A ranger according to the International Ranger Federation (IRF) is a person involved in the practical protection and preservation of all aspects of wild areas, historical and cultural sites.
World Ranger Day is marked every year to commemorate Rangers killed or injured in the line of duty and to celebrate the work Rangers do to protect the world's natural and cultural heritage.
Rangers work under extremely difficult conditions ranging from difficult terrains to dangerous encounters with wild animals and poachers.

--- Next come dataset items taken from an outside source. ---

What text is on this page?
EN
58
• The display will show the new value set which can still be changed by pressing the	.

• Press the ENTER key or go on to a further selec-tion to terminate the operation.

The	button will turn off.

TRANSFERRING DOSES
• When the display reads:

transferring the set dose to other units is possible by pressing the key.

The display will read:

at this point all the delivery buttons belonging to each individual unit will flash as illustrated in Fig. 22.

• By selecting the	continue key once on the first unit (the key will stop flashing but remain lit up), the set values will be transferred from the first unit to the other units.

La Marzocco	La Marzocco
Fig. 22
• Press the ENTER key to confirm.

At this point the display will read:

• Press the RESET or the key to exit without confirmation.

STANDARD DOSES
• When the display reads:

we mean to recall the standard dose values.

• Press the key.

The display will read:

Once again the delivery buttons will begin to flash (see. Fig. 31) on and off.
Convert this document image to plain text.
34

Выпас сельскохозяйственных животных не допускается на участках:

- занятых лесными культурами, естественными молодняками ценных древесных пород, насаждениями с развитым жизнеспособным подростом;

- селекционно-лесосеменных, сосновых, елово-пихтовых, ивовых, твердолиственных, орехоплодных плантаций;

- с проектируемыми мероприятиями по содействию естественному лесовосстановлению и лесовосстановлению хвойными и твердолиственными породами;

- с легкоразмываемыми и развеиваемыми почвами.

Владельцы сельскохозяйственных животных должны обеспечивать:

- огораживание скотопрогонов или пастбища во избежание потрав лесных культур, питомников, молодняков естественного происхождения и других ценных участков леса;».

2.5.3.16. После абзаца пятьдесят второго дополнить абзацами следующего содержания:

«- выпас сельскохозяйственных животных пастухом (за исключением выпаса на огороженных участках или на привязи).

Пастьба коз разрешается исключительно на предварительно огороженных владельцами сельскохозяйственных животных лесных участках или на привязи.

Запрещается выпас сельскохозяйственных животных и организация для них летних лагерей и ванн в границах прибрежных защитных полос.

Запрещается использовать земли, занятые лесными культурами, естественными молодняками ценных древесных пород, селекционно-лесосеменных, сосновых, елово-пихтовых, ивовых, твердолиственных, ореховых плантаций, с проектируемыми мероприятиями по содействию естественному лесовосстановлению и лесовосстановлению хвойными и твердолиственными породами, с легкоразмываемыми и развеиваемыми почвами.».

Despite the dangers and life-threatening situations they face, these officers are at the forefront in protecting wildlife, which is a big tourist attraction and income earner for the country.
The late Nobel Laureate Prof. Wangari Maathai once said; “You cannot protect the environment unless you empower people, you inform them, and you help them understand that resources are their own and they must protect them.”
Rangers camp in the wilderness and their duties involve managing animal populations, checking for diseases, road maintenance, fencing, erosion control, alien plant control, removing snares, arresting poachers, monitoring syndicates, and promoting peaceful coexistence between people and wildlife.
To safely do their jobs, rangers have called for more training on law enforcement as well as crime-scene investigations as they deal with the increased poaching incidences.
With a ranger’s life being spent mostly in the wild, they have asked the Government to ensure basic equipment and amenities such as clean water and decent shelter are provided to them.